"Gue duluan kalo gitu ya, Tar." Lala menepuk pelan lengan Mentari sebelum akhirnya melangkah pergi meninggalkan sahabatnya di bawah tangga.
Dengan kedua pipi yang menggembung, Mentari hanya bisa menatap punggung Lala yang kian menjauh. Gadis itu lalu merogoh saku roknya saat ponselnya bergetar.
"Halo?"
"Kamu beneran gak apa-apa gak Ibu jemput? Terus kamu pulangnya gimana?" Suara khas Mala terdengar cemas di seberang sana.
"Aku bisa naik angkot kok, Bu. Alan juga kan ada, jadi Ibu gak perlu khawatir."
"Iya, tapi tetep aja. Ya udah sana, katanya kamu sama Alan disuruh bersihin toilet."
"Hm." Mentari segera menutup sambungan telepon dan pergi ke kelas Alan. Namun sesampainya di sana, gadis itu harus menunggu karena ternyata Alan masih mengikuti materi di dalam kelas. Hingga sekitar sepuluh menit setelahnya, guru yang mengajar di sana pun keluar dari kelas.
"Nyari siapa?" Seorang murid laki-laki bertanya begitu bertemu dengan Mentari di depan pintu. Semua orang tahu kalau gadis yang berasal dari kelas sebelas IPA dua itu merupakan gadis yang memiliki alergi terhadap matahari.
"Alan," jawab Mentari.
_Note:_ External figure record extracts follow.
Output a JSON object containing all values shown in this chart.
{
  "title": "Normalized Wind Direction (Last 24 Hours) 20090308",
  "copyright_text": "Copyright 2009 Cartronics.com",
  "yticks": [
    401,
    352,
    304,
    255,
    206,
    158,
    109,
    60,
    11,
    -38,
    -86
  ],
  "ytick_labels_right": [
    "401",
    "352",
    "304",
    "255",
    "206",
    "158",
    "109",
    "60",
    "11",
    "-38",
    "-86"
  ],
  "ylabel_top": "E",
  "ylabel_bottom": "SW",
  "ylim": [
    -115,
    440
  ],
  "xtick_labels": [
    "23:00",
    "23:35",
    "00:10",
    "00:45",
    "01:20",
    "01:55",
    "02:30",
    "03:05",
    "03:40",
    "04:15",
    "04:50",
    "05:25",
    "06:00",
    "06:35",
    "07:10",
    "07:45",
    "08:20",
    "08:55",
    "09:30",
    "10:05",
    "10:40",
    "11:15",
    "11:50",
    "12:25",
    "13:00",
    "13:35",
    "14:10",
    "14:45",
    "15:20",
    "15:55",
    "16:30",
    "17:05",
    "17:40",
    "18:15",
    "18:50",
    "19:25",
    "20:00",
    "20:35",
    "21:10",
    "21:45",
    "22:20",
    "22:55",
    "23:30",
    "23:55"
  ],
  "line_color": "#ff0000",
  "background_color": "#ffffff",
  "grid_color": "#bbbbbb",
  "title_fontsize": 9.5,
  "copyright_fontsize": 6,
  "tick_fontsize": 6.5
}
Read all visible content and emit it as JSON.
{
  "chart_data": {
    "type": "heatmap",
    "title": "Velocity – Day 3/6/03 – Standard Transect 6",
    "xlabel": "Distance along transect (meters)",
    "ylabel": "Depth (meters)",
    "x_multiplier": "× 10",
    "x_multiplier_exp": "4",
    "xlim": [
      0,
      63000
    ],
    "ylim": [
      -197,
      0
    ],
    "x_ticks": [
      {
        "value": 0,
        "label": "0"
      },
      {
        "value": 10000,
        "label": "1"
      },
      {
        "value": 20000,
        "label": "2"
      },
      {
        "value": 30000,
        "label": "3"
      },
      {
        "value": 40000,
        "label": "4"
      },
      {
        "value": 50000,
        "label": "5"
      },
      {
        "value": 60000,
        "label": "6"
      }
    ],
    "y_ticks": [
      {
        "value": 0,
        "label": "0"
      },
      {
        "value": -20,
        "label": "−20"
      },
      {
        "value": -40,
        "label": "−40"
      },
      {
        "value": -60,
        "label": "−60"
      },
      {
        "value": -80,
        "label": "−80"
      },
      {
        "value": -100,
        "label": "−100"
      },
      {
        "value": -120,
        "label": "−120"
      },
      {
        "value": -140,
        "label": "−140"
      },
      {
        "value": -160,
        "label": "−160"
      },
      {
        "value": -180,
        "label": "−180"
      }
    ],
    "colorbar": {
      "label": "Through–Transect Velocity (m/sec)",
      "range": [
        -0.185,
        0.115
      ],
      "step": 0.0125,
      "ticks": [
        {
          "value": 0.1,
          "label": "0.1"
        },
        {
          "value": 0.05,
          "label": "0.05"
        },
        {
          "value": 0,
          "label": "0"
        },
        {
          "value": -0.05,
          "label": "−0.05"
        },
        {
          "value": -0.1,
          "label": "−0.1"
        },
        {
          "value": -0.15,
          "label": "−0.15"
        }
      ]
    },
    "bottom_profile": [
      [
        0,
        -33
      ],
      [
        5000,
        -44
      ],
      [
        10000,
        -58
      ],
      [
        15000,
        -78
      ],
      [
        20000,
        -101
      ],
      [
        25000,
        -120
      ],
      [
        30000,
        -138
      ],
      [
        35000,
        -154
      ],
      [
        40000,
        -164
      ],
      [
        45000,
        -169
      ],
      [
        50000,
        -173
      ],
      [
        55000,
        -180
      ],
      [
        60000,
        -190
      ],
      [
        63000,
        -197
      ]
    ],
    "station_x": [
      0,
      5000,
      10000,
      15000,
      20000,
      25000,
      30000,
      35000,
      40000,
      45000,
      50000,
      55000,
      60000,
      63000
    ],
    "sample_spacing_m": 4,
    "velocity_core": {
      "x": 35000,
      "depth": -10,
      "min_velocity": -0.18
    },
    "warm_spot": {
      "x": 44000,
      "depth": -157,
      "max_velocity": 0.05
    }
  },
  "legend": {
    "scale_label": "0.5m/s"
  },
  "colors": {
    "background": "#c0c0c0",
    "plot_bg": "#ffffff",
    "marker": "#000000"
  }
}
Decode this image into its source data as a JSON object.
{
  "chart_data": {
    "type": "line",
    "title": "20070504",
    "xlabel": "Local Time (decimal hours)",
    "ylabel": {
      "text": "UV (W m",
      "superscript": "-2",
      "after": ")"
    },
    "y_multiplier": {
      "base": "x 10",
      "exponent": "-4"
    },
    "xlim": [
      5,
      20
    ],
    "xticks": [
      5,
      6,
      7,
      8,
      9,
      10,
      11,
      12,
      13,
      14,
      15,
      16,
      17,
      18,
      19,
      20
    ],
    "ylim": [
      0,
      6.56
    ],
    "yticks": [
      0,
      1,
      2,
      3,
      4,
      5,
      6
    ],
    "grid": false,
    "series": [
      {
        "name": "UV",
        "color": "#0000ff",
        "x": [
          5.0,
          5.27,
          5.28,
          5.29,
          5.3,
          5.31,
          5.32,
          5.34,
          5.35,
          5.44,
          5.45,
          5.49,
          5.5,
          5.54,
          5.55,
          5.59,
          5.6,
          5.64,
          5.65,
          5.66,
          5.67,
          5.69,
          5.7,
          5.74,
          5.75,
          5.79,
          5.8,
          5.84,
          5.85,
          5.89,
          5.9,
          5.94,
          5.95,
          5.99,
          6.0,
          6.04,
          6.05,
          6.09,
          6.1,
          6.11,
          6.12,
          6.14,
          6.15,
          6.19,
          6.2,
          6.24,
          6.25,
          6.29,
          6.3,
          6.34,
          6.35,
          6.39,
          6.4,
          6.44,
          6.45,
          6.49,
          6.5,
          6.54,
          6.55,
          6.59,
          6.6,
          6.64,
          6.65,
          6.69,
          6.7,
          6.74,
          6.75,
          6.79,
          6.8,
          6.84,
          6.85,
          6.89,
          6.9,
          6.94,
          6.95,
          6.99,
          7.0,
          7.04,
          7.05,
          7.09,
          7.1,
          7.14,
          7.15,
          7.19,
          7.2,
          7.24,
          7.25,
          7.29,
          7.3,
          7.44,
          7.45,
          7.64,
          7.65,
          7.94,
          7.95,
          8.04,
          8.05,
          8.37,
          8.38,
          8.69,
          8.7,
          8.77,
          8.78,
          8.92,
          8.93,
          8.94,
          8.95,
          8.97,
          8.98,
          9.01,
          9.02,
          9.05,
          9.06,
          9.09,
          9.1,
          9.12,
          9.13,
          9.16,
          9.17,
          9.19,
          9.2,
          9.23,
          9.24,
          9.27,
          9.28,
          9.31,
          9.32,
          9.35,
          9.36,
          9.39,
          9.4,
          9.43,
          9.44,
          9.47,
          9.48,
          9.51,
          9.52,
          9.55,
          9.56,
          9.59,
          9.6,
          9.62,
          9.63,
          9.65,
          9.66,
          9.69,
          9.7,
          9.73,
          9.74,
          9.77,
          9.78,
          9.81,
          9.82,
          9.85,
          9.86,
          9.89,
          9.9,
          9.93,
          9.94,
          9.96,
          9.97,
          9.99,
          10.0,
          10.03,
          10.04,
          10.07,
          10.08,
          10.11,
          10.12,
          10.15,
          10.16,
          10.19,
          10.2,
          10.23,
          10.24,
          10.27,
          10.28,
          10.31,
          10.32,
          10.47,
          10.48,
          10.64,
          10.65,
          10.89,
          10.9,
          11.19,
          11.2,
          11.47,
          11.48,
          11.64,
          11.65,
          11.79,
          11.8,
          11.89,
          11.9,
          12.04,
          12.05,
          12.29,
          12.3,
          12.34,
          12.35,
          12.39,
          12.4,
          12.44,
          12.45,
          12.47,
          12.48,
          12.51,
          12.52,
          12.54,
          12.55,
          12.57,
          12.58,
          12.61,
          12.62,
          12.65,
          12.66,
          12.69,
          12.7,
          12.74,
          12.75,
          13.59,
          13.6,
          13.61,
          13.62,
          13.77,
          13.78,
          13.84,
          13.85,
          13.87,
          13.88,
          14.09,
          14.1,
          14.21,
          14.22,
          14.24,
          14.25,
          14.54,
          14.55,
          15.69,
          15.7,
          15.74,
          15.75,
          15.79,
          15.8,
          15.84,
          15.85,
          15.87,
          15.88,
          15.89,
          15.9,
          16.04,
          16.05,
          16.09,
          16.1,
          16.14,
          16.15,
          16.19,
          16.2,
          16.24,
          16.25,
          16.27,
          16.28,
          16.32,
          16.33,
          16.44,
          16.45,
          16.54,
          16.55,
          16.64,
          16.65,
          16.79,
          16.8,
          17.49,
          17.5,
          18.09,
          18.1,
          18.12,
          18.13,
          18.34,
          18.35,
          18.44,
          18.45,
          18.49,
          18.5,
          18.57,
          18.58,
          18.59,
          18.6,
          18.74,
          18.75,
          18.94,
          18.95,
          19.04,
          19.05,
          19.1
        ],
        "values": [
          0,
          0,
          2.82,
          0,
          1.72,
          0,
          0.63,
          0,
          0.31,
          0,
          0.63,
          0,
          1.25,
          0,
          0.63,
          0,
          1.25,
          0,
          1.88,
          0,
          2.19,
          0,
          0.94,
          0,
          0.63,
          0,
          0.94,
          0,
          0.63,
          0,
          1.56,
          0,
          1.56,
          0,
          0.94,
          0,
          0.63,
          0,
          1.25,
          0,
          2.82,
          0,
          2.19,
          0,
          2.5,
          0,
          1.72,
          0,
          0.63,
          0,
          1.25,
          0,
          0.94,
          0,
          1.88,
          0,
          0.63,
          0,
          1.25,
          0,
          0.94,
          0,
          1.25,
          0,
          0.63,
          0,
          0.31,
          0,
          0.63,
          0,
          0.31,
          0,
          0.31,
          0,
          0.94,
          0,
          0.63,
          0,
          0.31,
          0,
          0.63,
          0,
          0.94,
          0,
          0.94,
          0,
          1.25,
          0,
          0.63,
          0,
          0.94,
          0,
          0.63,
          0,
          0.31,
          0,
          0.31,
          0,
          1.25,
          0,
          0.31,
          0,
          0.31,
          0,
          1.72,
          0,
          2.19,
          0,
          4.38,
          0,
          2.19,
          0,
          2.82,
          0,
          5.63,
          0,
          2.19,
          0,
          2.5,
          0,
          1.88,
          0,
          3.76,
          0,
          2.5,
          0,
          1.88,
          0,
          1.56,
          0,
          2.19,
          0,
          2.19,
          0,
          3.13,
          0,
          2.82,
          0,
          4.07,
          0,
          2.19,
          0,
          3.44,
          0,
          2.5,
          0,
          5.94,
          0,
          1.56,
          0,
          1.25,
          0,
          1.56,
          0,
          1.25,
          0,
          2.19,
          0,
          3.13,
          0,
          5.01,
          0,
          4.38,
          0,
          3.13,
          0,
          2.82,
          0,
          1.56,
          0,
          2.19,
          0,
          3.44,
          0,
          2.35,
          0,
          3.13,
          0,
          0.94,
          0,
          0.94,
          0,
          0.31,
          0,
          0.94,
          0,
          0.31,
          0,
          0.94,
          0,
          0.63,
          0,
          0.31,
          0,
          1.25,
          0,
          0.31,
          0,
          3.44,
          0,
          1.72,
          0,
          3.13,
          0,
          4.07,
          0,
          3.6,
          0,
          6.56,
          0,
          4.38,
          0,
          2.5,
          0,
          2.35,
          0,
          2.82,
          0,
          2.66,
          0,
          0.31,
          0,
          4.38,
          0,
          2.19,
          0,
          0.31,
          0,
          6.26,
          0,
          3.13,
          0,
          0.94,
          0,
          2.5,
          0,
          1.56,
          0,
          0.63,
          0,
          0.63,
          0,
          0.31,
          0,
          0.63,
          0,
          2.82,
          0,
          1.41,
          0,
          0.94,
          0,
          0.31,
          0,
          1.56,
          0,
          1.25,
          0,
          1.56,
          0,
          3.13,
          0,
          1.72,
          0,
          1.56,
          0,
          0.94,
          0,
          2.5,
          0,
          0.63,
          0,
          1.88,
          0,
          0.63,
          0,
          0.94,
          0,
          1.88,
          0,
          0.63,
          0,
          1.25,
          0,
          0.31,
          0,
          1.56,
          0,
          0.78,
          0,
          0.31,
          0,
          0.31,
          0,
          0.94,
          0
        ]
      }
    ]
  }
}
Ucapannya membuat lelaki di depannya sempat mengerutkan dahi.
"Dia masih di kelas." Murid bernama Eric itu menatap Mentari yang masuk ke dalam kelasnya. "Sejak kapan Alan sama Mentari saling kenal?" Ia bergumam pelan.
Sementara itu Mentari tampak berjalan menuju meja Alan dan melihat pemuda itu sedang membereskan buku.
"Ngapain lo di sini?" tanya Alan begitu menyadari kehadiran Mentari di sana.
"Gue takut lo lupa aja. Abis ini kita berdua masih harus bersihin toilet," ujar Mentari. Gadis itu mengambl sisa peralatan tulis yang ada id atas meja lalu memasukkannya ke dalam tas milik Alan.
"Gue inget kok." Alan segera memakai tasnya dan pergi bersama Mentari. "Jangan mentang-mentang ingatan gue kacau, lo bisa seenaknya berburuk sangka sama gue. Lo berpikir kalo gue bakalan kabur, kan?"
"Hah? Ma-mana ada." Mentari membuang muka ke arah lain.
Sesampainya di toilet, gadis itu sedikit bersuykur karena toilet di sekolahnya terbilang bersih, jadi ia dan Alan tidak perlu memerlukan tenaga eksta untuk mmebersihkannya. Gadis itu mengambil sebuah sikat namun Alan dengan cepat merebutnya.
"Lo diem aja."
"Hah?" Mentari dibuat terbengong-bengong. Ia melihat Alan memasuki toilet laki-laki sendirian dengan membawa sikat dan sebuah ember. "Gue kan juga dihukum, Lan. Masa lo mau bersihin semua sendirian. Harusnya lo yang diem, karena gara-gara gue, lo jadi ikut dihukum." Mentari mengambil ember lain yang berada di sana lalu menyusul Alan. Namun bukan Mentari namanya jika dia tidak mengalami kesialan. Gadis itu terpeleset hingga tubuhnya limbung dan mneghantam permukaan lantai.
Alan yang sedang membersihkan wastafel itu seketika menoleh begitu mendengar suara. Dilihatnya Mentari tengah mengaduh kesakitan di atas lantai dengan ember yang tersangkut di kepala.
"Astaga, lo ngapain sih?" Alan berjalan menghampiri Mentari dan membantu gadis itu berdiri. Ia hampir saja tertawa melihat ekspresi wajah Mentari saat ember yang ada di kepala gadis itu berhasil ia lepas. Mentari tampak kesal sekaligus menahan sakit di tubuhnya.